His father died shortly after his birth and in 1908 the family returned to their ancestral home in Groutville, KwaDukuza on the north coast of Kwa-Zulu Natal. He started his school career at a nearby mission school and later studied at the Ohlange Institute, founded by John Dube, the first president of the South African Native National Congress.
He later trained as a teacher in Edendale, near Pietermaritzburg, and in 1922 became the first African to be employed on the teaching staff at Adam's College, the second oldest institution offering tuition to Africans and the first college to offer the matric syllabus in the province of Natal.
In 1936 Luthuli was elected chief by the Abasemakholweni (Christian converts) Zulu people. For seventeen years in Groutville, he presided at the tribal councils, bringing order into the sugar fields and increasing their yields, settling disputes, exacting fines and enforcing prevailing laws.
At the same time he strengthened his connection with organized Christianity, attending various international conferences and serving as chair of the Congregationalist Churches of the American Board in South Africa, as President of the Natal Mission Conference and as an Executive Member of the Christian Council.
His Christian beliefs laid a foundation for his approach to political life in South Africa at a time when many of his contemporaries were calling for a more militant response to the government's unjust racial laws.
He joined the African National Congress (ANC) in 1944 and was elected Natal provincial president in 1951, bringing to it the support of the rural conservatives previously distrustful of the young urban intelligentsia.
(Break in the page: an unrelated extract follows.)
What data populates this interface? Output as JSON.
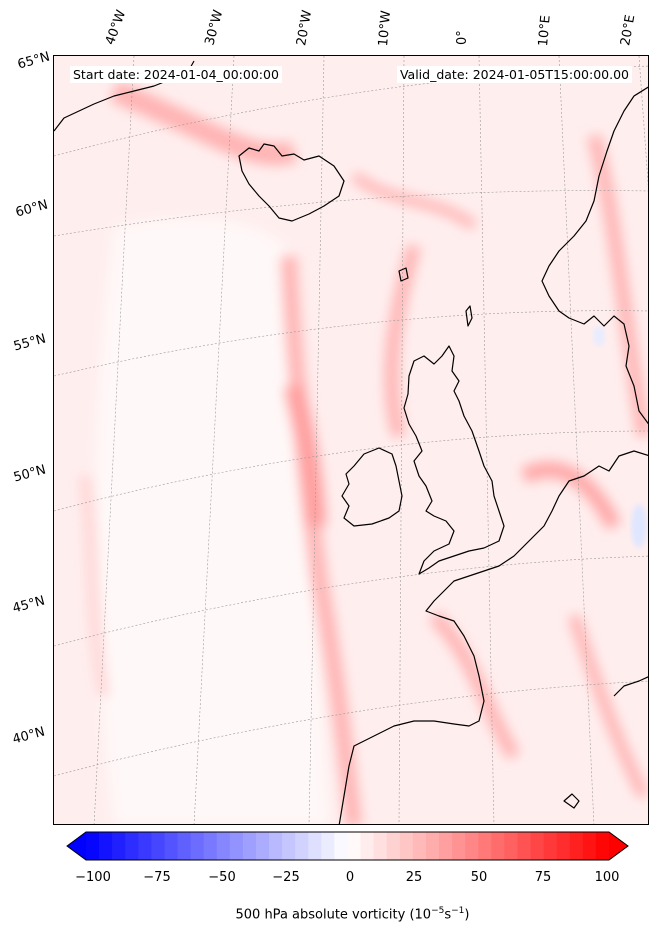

In 1952 Luthuli was one of the leaders behind the Defiance Campaign, a non-violent campaign targeting six unjust laws. In 1953 the apartheid government gave him the choice of renouncing his membership of the ANC or losing his position as Chief of the Reserve. Luthuli refused to resign, issued a press statement reaffirming his belief in non-violent resistance to apartheid, and was dismissed from the chieftaincy by the Native Affairs Department of the racist regime. That same year he was elected president general of the ANC by a large majority, with Nelson Mandela as deputy president.
The government responded by banning Luthuli, Mandela and nearly 100 others.
In 1956 Luthuli was among 156 people arrested and charged with treason. He was released but repeated bannings caused difficulties for the leadership of the ANC. Nonetheless, he was re-elected president general in 1955 and 1958.
In 1960, following the Sharpeville Massacre, Luthuli called for national stay-at-home strike to protest the regime's inhumane actions by publicly burning his pass book. Along with 18,000 others he was detained under the government's State of Emergency and was later confined to his home in Groutville under the Suppression of Communism Act, banned from receiving visitors, issuing statements or even attending church services.
In 1961 Chief Albert Luthuli was awarded the Nobel Peace Prize for his leadership role in the struggle. In 1962 he was elected Rector of Glasgow University, an honorary position, and the following year published his autobiography, Let My People Go.
Although suffering from ill health and failing eyesight, and restricted to his home in Groutville, Albert Luthuli remained president general of the ANC until his death.
On 21 July 1967, while out walking near his home, Luthuli was hit by a train and died. He was supposedly crossing the line at the time - an explanation dismissed by many of his followers who believed more sinister forces were at work.